NATO Membership for Sweden and Finland in Jeopardy Due to Turkey’s Opposition
Sweden and Finland have been hoping to join NATO since Russia’s invasion of Ukraine in February 2022, dropping their decades-long military non-alignment. The two countries applied for membership last May, but their bids are now in jeopardy due to Turkey’s opposition. The Turkish President, Recep Tayyip Erdogan, has warned Sweden not to expect “benevolence” for its bid following protests near the Turkish embassy in Stockholm. He also suggested that Finland’s NATO membership could be approved without Sweden’s, citing recent pro-Kurdish and anti-Islam protests in Stockholm.
In response to Erdogan’s comments, US officials reiterated their support for NATO’s expansion. Sweden and Finland are now hoping that both countries could receive Turkey’s support to ratify membership before the NATO Summit scheduled for Vilnius, Lithuania, on July 11. Joining NATO requires approval from all 30 member nations, and only Turkey and Hungary have not yet ratified the applications from Sweden and Finland.

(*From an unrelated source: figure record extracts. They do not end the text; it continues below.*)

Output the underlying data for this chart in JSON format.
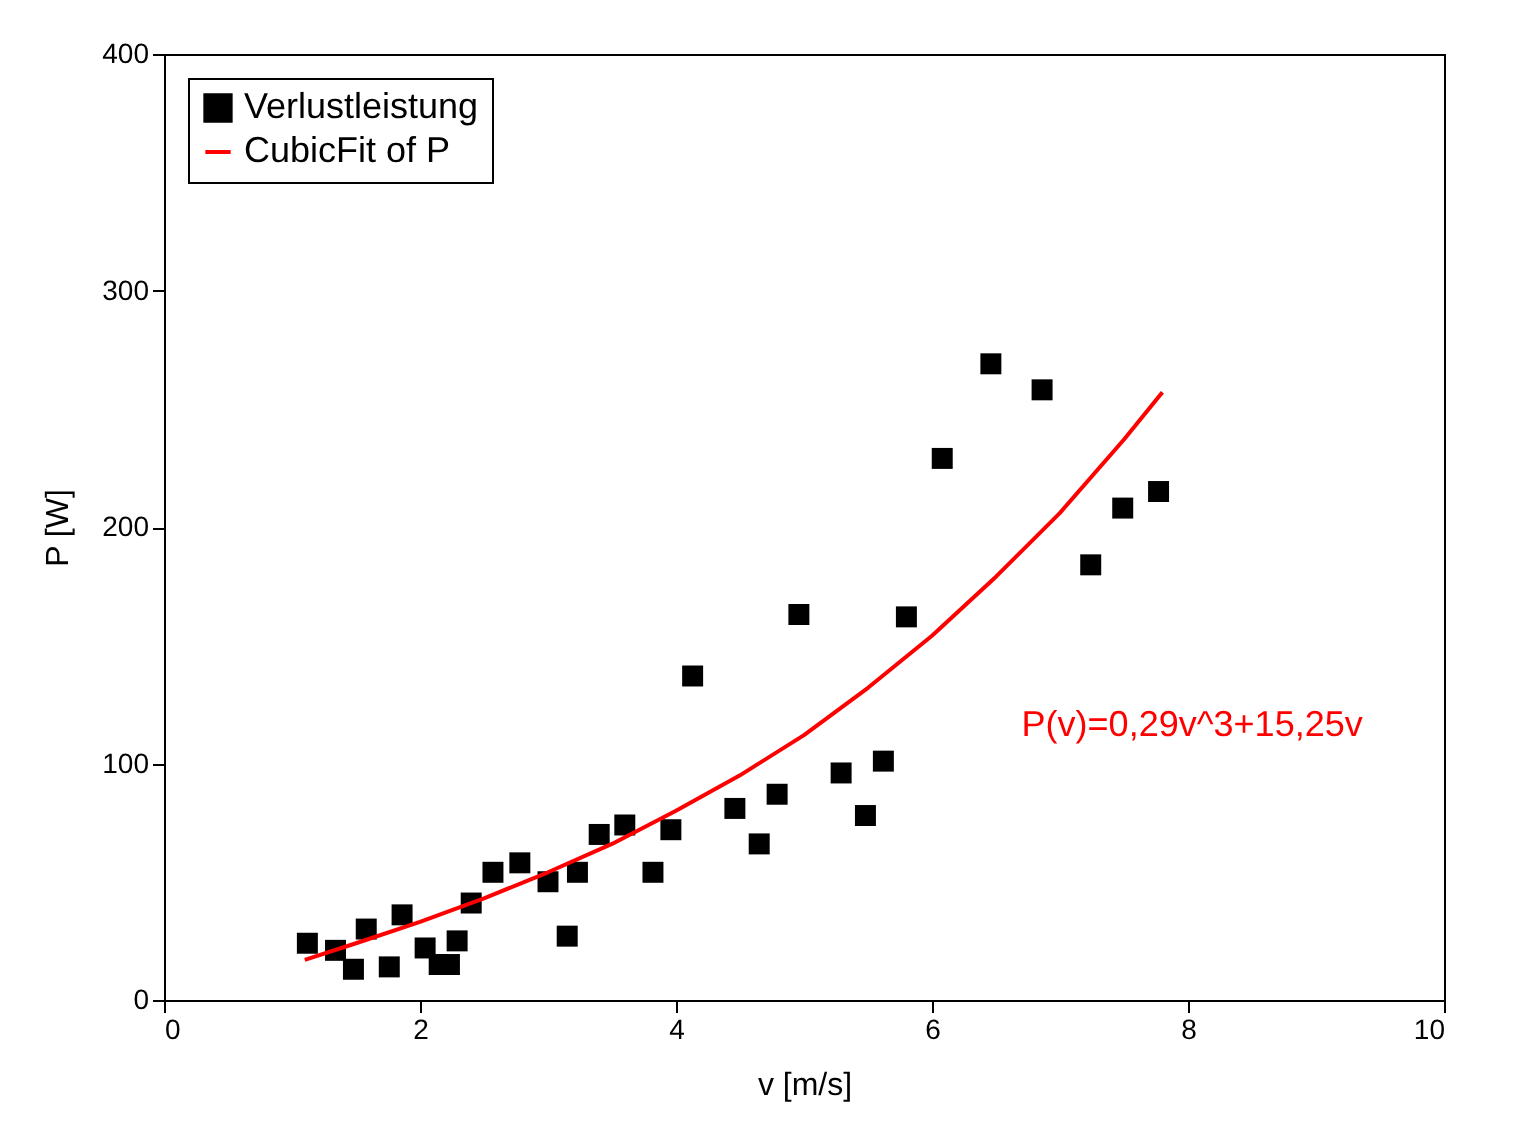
{
  "chart_data": {
    "type": "scatter",
    "xlabel": "v [m/s]",
    "ylabel": "P [W]",
    "xlim": [
      0,
      10
    ],
    "xticks": [
      0,
      2,
      4,
      6,
      8,
      10
    ],
    "ylim": [
      0,
      400
    ],
    "yticks": [
      0,
      100,
      200,
      300,
      400
    ],
    "grid": false,
    "legend": "top left",
    "series": [
      {
        "name": "Verlustleistung",
        "marker": "square",
        "color": "#000000",
        "x": [
          1.12,
          1.34,
          1.48,
          1.58,
          1.76,
          1.86,
          2.04,
          2.15,
          2.23,
          2.29,
          2.4,
          2.57,
          2.78,
          3.0,
          3.15,
          3.23,
          3.4,
          3.6,
          3.82,
          3.96,
          4.13,
          4.46,
          4.65,
          4.79,
          4.96,
          5.29,
          5.48,
          5.62,
          5.8,
          6.08,
          6.46,
          6.86,
          7.24,
          7.49,
          7.77
        ],
        "values": [
          24,
          21,
          13,
          30,
          14,
          36,
          22,
          15,
          15,
          25,
          41,
          54,
          58,
          50,
          27,
          54,
          70,
          74,
          54,
          72,
          137,
          81,
          66,
          87,
          163,
          96,
          78,
          101,
          162,
          229,
          269,
          258,
          184,
          208,
          215
        ]
      },
      {
        "name": "CubicFit of P",
        "type": "line",
        "line_style": "solid",
        "color": "#ff0000",
        "x": [
          1.1,
          1.5,
          2,
          2.5,
          3,
          3.5,
          4,
          4.5,
          5,
          5.5,
          6,
          6.5,
          7,
          7.5,
          7.8
        ],
        "values": [
          17,
          24,
          33,
          43,
          54,
          66,
          80,
          95,
          112,
          132,
          154,
          179,
          206,
          237,
          257
        ]
      }
    ],
    "annotations": [
      "P(v)=0,29v^3+15,25v"
    ]
  }
}
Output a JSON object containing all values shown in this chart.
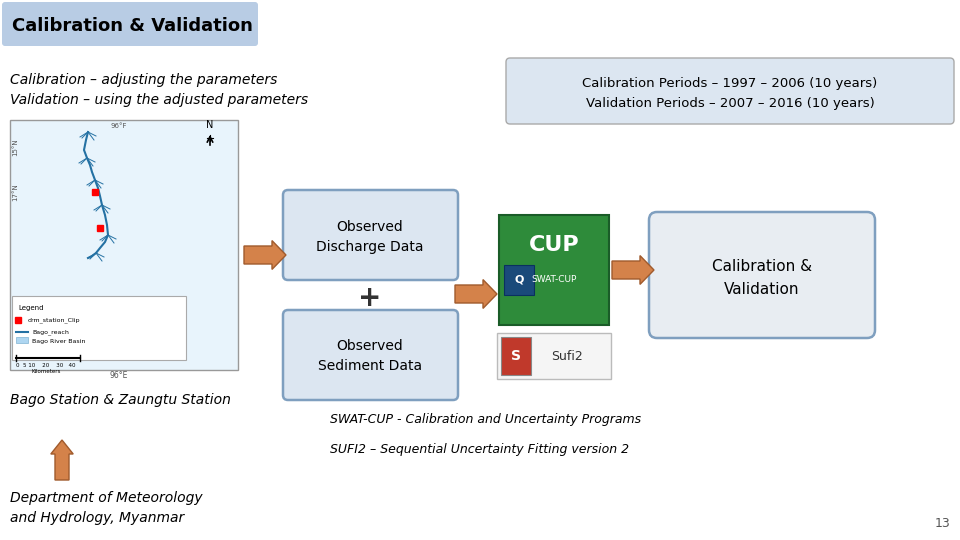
{
  "slide_bg": "#ffffff",
  "title": "Calibration & Validation",
  "title_bg": "#b8cce4",
  "title_color": "#000000",
  "title_fontsize": 13,
  "line1": "Calibration – adjusting the parameters",
  "line2": "Validation – using the adjusted parameters",
  "period_line1": "Calibration Periods – 1997 – 2006 (10 years)",
  "period_line2": "Validation Periods – 2007 – 2016 (10 years)",
  "period_box_color": "#dce6f1",
  "box1_text": "Observed\nDischarge Data",
  "box2_text": "Observed\nSediment Data",
  "box3_text": "Calibration &\nValidation",
  "box_fill": "#dce6f1",
  "box_edge": "#7f9fbf",
  "swatcup_text": "SWAT-CUP - Calibration and Uncertainty Programs",
  "sufi2_text": "SUFI2 – Sequential Uncertainty Fitting version 2",
  "bago_text": "Bago Station & Zaungtu Station",
  "dept_line1": "Department of Meteorology",
  "dept_line2": "and Hydrology, Myanmar",
  "page_num": "13",
  "arrow_color": "#d4824a",
  "arrow_edge_color": "#a05a2c",
  "plus_color": "#000000",
  "cup_green": "#2e8b3a",
  "cup_dark_green": "#1a5c28",
  "sufi_red": "#c0392b",
  "map_bg": "#e8f4fc",
  "map_basin_color": "#aed6f1",
  "map_river_color": "#2471a3",
  "map_border": "#999999"
}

Turkey is requiring Sweden and Finland to lift their “arms embargo” on Turkey as a requirement for Ankara's endorsement of their NATO membership. Additionally, Turkey has provided a list of 120 people it wants extradited from Sweden and has postponed a new round of talks with Sweden and Finland on the Nordic neighbours’ NATO membership bids.
After a far-right activist set fire to the Quran in Stockholm on Sunday, Erdogan declared that he would not back Sweden's request on Monday. Turkey and Hungary are the only two out of the 30 NATO members who have yet to approve their membership. On Monday, US officials reaffirmed their backing of the Nordic bids.
In response to the diplomatic strain, Finland hinted for the first time on Tuesday that it might consider joining NATO without Sweden. Foreign Minister Pekka Haavisto said Finland might be forced to consider joining NATO without Sweden, but he also said that both countries are continuing the application process together and that the goal is for them to become members at the same time.
It remains unclear whether Finland will shift its approach and go it alone or if Turkey will eventually change its stance. The possibility of Sweden and Finland joining the bloc prior to the May Turkish parliamentary and presidential elections has been reduced by Erdogan's remarks and Tuesday's delay.